Rat liver dimethylglycine dehydrogenase

Publisher Website
Google Scholar
Abstract
Dimethylglycine dehydrogenase (Me2GlyDH), an enzyme of choline catabolism specifically expressed in the mammalian liver, was analyzed in rat hepatocytes in culture. This mitochondrial enzyme carries the FAD cofactor covalently attached to the polypeptide chain by its riboflavin 8 alpha position to N pi of histidine [Cook, R., Misono, K.S. & Wagner, C. (1980) J. Biol. Chem. 259, 12475-12480]. Subcellular fractionation of [14C]riboflavin-labelled hepatocytes and immunoprecipitation with Me2GlyDH-specific antiserum identified a [14C]riboflavin-labelled polypeptide of the size of mature Me2GlyDH only in the mitochondrial fraction. Immunoprecipitation of extracts from [35S]Met-labelled hepatocytes revealed a putative precursor protein to the mature Me2GlyDH in the cytoplasmic fraction. These Me2GlyDH polypeptides were not expressed in cells of the rat hepatoma cell line FAO. A Me2GlyDH cDNA clone of apparent full length was isolated from a rat liver cDNA bank constructed in the plasmid vector pcD-X [Okayama, H., Kawaichi, M., Brownstein, M., Lee, F., Yokota, T. & Arai, K. (1987) Methods Enzymol. 154, 3-28]. The nucleotide sequence of the cDNA contains an open reading frame encoding a protein of 96059 Da.

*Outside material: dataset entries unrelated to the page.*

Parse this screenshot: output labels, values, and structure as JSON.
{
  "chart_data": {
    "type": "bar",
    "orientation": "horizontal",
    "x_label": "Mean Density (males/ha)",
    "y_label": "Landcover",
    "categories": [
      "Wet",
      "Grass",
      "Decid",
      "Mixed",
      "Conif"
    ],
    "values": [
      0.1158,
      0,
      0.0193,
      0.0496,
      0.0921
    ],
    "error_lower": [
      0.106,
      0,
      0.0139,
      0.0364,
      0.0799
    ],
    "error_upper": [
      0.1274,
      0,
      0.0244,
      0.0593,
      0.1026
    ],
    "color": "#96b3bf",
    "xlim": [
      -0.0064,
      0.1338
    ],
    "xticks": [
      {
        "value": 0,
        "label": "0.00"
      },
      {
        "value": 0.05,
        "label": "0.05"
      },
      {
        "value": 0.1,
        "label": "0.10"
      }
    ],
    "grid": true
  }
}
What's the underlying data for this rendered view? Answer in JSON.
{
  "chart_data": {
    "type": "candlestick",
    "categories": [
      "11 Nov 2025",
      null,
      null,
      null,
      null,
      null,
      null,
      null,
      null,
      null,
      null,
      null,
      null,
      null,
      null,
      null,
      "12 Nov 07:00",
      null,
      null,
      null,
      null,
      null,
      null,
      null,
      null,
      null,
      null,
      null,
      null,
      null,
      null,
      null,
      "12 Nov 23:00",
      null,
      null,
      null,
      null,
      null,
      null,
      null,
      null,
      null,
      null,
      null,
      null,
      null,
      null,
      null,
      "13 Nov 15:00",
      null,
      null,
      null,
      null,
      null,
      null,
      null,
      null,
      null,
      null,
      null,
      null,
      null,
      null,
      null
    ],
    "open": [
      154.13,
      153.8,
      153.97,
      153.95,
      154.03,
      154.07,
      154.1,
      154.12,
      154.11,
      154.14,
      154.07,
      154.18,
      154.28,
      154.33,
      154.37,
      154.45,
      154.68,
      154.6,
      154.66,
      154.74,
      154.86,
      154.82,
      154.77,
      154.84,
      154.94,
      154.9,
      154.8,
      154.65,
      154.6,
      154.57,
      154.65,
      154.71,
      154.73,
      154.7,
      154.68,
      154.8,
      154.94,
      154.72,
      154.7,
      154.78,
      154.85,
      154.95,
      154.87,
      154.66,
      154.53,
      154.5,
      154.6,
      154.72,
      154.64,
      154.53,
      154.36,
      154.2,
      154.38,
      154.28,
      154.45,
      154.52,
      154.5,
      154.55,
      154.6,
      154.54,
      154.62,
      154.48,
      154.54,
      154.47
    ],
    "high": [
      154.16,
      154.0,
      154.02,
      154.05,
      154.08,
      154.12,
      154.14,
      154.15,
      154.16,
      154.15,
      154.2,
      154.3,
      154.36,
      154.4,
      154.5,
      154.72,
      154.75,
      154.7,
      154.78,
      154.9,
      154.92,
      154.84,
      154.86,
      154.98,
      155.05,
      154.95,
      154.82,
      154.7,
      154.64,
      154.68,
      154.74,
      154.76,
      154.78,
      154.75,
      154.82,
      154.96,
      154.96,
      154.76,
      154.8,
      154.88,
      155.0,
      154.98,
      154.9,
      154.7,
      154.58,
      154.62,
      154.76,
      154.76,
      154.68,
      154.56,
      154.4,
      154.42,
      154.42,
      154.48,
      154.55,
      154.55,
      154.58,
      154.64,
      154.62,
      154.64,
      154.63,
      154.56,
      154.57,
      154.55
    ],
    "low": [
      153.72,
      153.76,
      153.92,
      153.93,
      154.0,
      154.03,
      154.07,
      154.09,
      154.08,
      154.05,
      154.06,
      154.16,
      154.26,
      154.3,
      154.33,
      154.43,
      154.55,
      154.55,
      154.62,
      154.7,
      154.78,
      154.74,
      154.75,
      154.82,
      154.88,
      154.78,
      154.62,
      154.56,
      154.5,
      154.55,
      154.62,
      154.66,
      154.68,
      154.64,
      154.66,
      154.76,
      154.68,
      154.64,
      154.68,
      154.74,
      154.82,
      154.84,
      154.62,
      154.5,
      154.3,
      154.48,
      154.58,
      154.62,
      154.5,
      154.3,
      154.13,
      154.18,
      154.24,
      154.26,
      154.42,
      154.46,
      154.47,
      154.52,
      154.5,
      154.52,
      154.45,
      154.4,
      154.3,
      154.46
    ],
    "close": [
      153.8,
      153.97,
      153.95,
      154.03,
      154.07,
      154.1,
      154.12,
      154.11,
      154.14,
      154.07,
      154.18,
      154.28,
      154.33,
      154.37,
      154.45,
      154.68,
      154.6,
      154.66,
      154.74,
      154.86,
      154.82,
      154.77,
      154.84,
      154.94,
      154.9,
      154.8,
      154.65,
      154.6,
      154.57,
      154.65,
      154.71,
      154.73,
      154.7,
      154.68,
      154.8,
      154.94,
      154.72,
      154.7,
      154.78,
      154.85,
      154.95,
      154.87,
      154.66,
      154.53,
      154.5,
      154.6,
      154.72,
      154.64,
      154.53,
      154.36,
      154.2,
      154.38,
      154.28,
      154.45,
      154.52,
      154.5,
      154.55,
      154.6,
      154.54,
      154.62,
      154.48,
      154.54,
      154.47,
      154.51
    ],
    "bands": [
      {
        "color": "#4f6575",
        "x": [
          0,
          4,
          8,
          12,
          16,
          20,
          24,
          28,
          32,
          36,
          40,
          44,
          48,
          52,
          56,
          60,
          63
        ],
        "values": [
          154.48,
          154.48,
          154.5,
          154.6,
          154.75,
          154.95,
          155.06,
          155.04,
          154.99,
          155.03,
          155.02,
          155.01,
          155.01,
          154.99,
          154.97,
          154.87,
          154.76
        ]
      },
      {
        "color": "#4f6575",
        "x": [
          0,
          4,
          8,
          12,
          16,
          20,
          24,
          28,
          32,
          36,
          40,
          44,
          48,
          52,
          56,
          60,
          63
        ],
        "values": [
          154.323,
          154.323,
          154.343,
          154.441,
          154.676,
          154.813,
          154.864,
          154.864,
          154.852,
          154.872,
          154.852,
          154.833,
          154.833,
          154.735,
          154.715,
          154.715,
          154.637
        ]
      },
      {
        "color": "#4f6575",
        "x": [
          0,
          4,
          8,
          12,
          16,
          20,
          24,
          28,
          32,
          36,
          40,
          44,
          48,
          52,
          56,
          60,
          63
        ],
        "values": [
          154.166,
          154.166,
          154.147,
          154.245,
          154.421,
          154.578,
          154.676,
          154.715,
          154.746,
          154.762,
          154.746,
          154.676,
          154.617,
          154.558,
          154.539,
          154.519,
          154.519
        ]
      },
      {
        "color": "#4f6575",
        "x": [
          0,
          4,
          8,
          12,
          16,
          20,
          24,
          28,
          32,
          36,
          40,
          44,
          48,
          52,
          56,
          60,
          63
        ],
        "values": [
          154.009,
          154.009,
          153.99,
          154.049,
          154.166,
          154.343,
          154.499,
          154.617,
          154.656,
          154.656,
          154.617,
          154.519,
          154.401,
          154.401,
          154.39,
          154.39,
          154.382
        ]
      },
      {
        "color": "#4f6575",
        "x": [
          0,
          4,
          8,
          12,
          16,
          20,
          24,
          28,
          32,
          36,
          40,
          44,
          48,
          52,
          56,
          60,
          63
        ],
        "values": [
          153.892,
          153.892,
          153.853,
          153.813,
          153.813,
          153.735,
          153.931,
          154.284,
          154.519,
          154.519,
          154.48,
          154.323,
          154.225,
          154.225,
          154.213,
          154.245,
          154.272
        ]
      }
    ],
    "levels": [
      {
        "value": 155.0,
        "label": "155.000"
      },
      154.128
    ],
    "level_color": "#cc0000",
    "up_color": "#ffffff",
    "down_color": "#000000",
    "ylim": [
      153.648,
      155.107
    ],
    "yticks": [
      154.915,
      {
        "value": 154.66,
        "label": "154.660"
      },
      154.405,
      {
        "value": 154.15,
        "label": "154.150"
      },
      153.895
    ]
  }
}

This molecular mass agrees well with the migration on SDS/PAGE of the assumed Me2GlyDH precursor immunoprecipitated from the cytoplasm of [35S]Met-labelled cells. Proteolytic cleavage at the putative mitochondrial processing protease-recognition site Arg(-2)-Ala(-1)-Glu(+1) would lead to the formation of a protein of 91391 Da, which is in good agreement with the estimated 90 kDa of mature Me2GlyDH [Wittwer, A.J. & Wagner, C. (1981) J. Biol. Chem. 256, 4102-4108], and a 43-amino-acid leader peptide. The N-terminus of Me2GlyDH contains a conserved amino acid sequence which forms the dinucleotide-binding site in many enzymes with noncovalently bound FAD. Close to the modified histidine there is an amino acid sequence resembling a sequence conserved in thymidylate synthases and shown in these enzymes to be involved in the binding of the pteroyl polyglutamate cofactor.